François a réaffirmé sa condamnation de l'avortement, car il est totalement injuste d'éliminer une vie humaine, et cela, a-t-il poursuivi, peut être affirmé «sur la base de données scientifiques» qui ne sont pas négociables. En ce qui concerne la question aux Etats-Unis, après la décision de la Cour suprême d'annuler le jugement sur le droit à l'avortement, le Pape a noté la polarisation présente dans le pays, réitérant que les pasteurs doivent toujours prendre soin de la dimension pastorale, sinon se crée un problème politique.
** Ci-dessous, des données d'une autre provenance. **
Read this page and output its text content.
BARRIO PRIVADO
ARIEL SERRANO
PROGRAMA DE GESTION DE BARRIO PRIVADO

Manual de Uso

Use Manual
Comment se comporter, dès lors, dans le cas d'un homme d'Etat catholique qui soutient l'avortement, lui a-t-on demandé. «Je le laisse à sa conscience, a dit François, qu’il avec son évêque, avec son pasteur de cette incohérence». Des Etats-Unis, à Cuba, François a exprimé son amour pour le peuple cubain et les évêques du pays. Il a également confié qu'il avait de bonnes relations avec l'ancien président Raúl Castro, se félicitant du rétablissement des relations diplomatiques entre Cuba et les Etats-Unis sous la présidence Obama.
Le Pape, qui a également évoqué les attentes du prochain voyage au Canada sous le signe du pardon pour le mal commis dans le passé, s'est enfin attardé sur le drame des féminicides, les nouvelles formes d'esclavage et en particulier le fléau de la pédophilie dans l'Eglise. François a rappelé l'impact que les scandales ont eu aux Etats-Unis, citant notamment le Pennsylvania Report. «On a soulevé le couvercle de pandore », a-t-il reconnu, «aujourd'hui l'Eglise est de plus en plus consciente» des abus sexuels, un crime monstrueux. L'Eglise, a-t-il réaffirmé avec force, a la «volonté d'aller de l'avant» et de ne plus être «complice» de ces crimes.